To avoid VPN connection issues, it’s a good idea to check port forwarding and if the required ports are opened in the firewall on the Synology NAS and router, for both VPN server and clients.

  • PPTP requires port 1723 over TCP.
  • L2TP/IPsec needs ports 1701, 500, and 4500 over UDP.
  • OpenVPN needs port 1194 over UDP.

In conclusion, you can easily turn your Synology NAS into a VPN server and then connect to it from any part of the world to access files. You just need to set up the right VPN protocol for your home or office. No matter what you choose, you can change the VPN settings anytime to try something else.

FAQ: Learn more about Synology VPN

  • How do I access my Synology NAS VPN?

You need to access the VPN Server package on your Synology NAS device to turn it into a VPN server. Then you can share the VPN connection details with the remote clients so that they can access files through VPN.

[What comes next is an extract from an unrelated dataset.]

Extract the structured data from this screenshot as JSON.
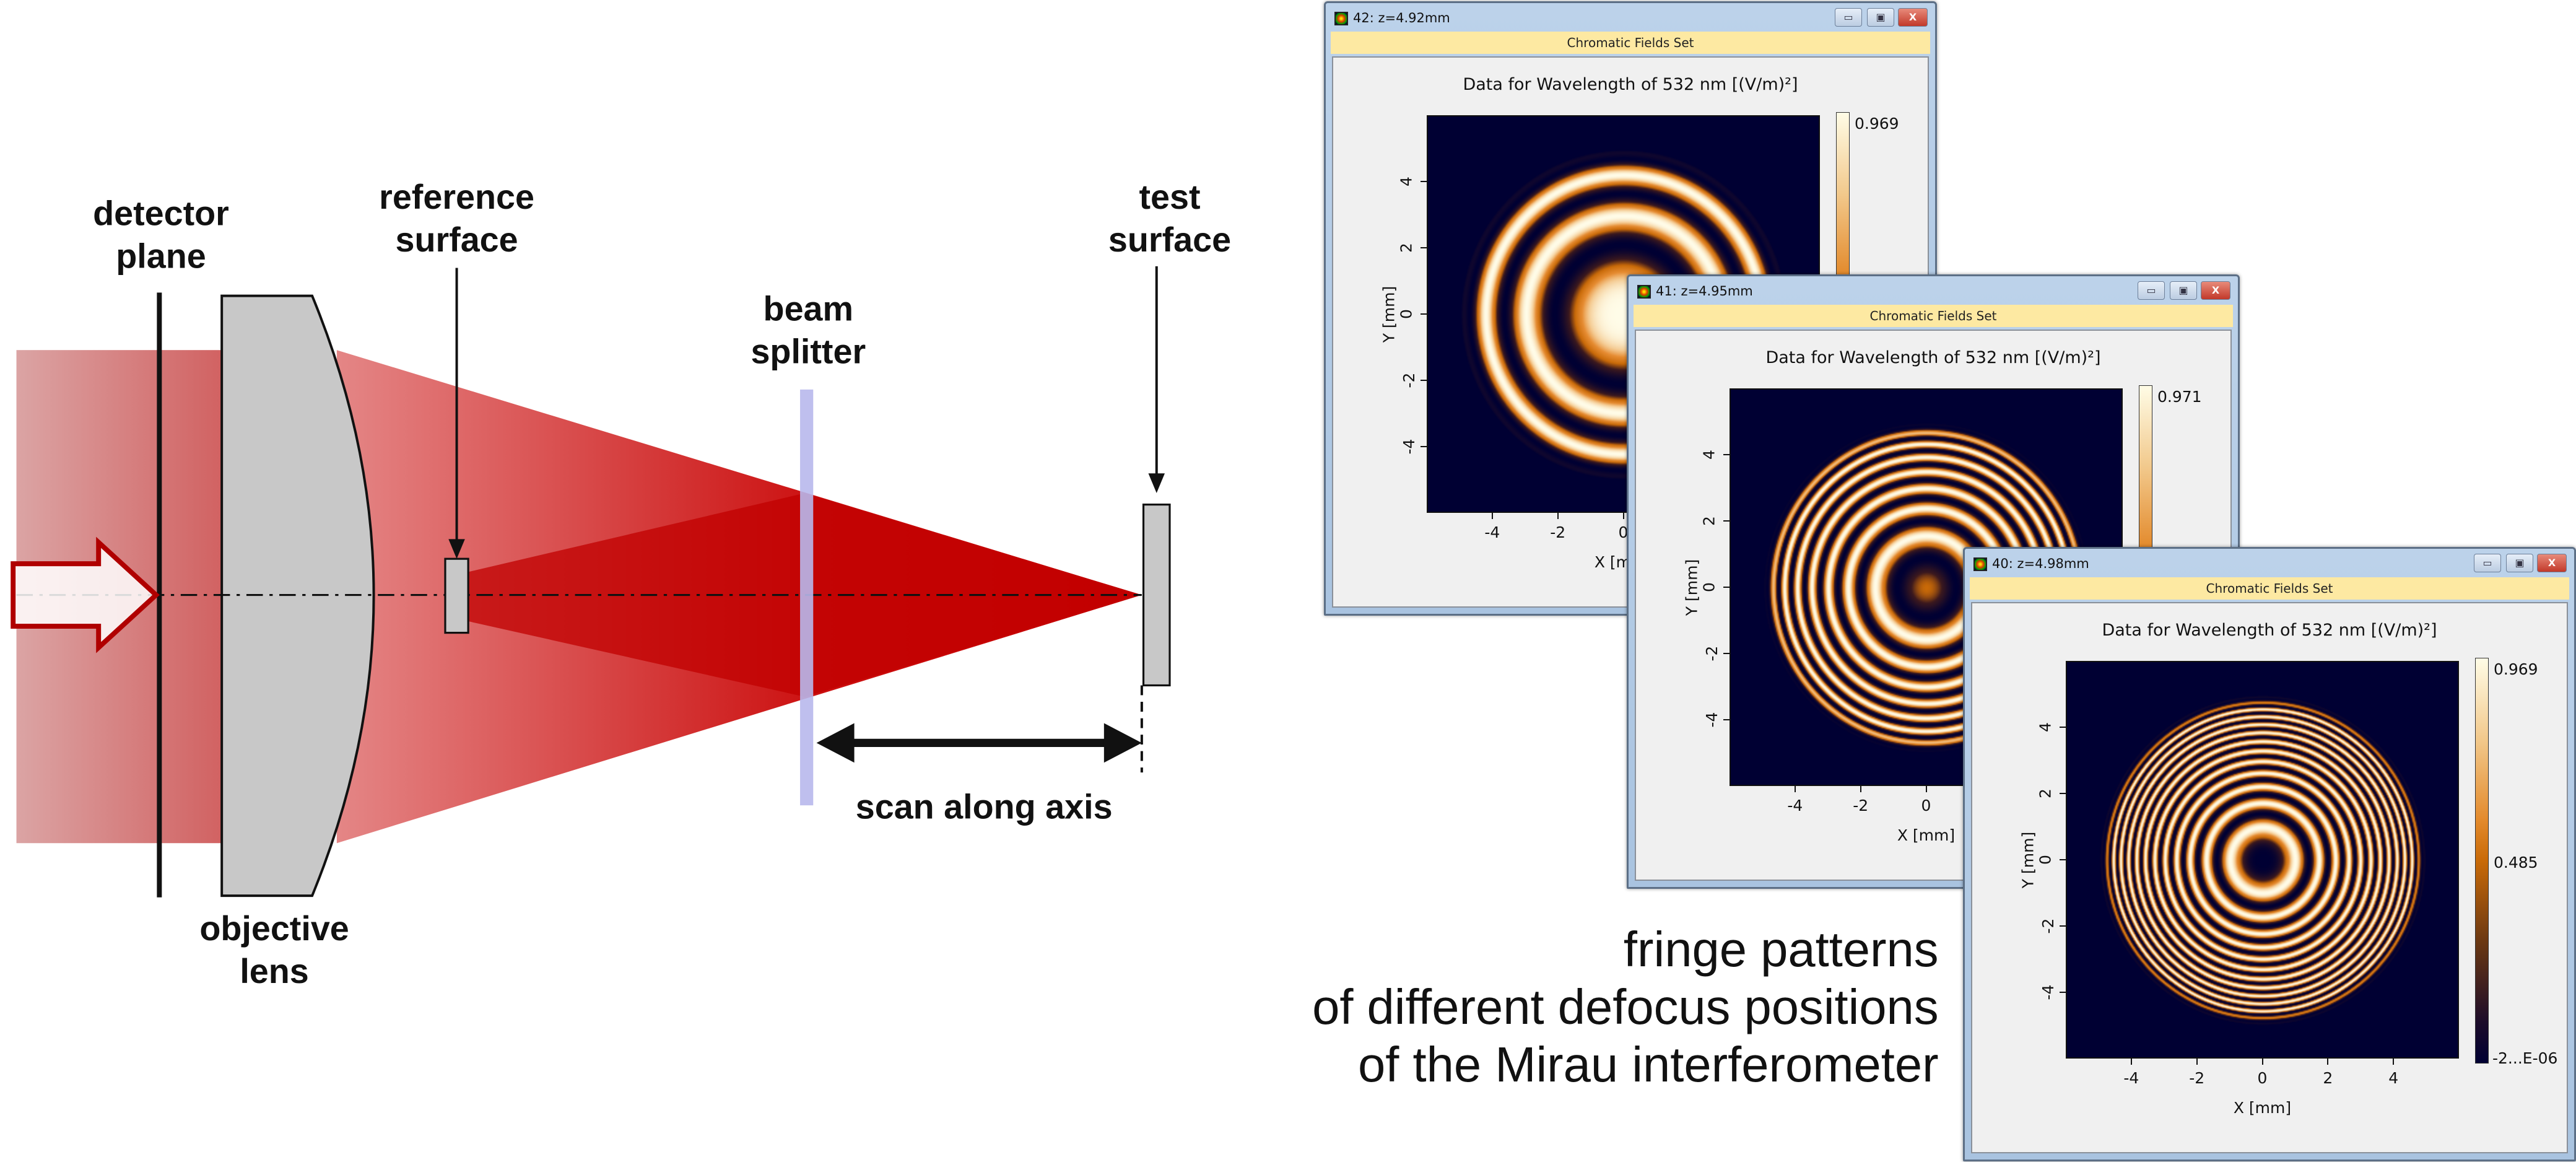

  • What is Synology VPN server?

A Synology VPN server is any Synology NAS device that was turned into a VPN server. That means that you can configure settings on the Synology NAS to allow incoming connections through VPN. It’s as simple as setting up a VPN server at home on Windows 10.

  • How do I access my NAS through VPN?

If you turn your NAS into a VPN server, then you can access it from any part of the world by creating a VPN client connection.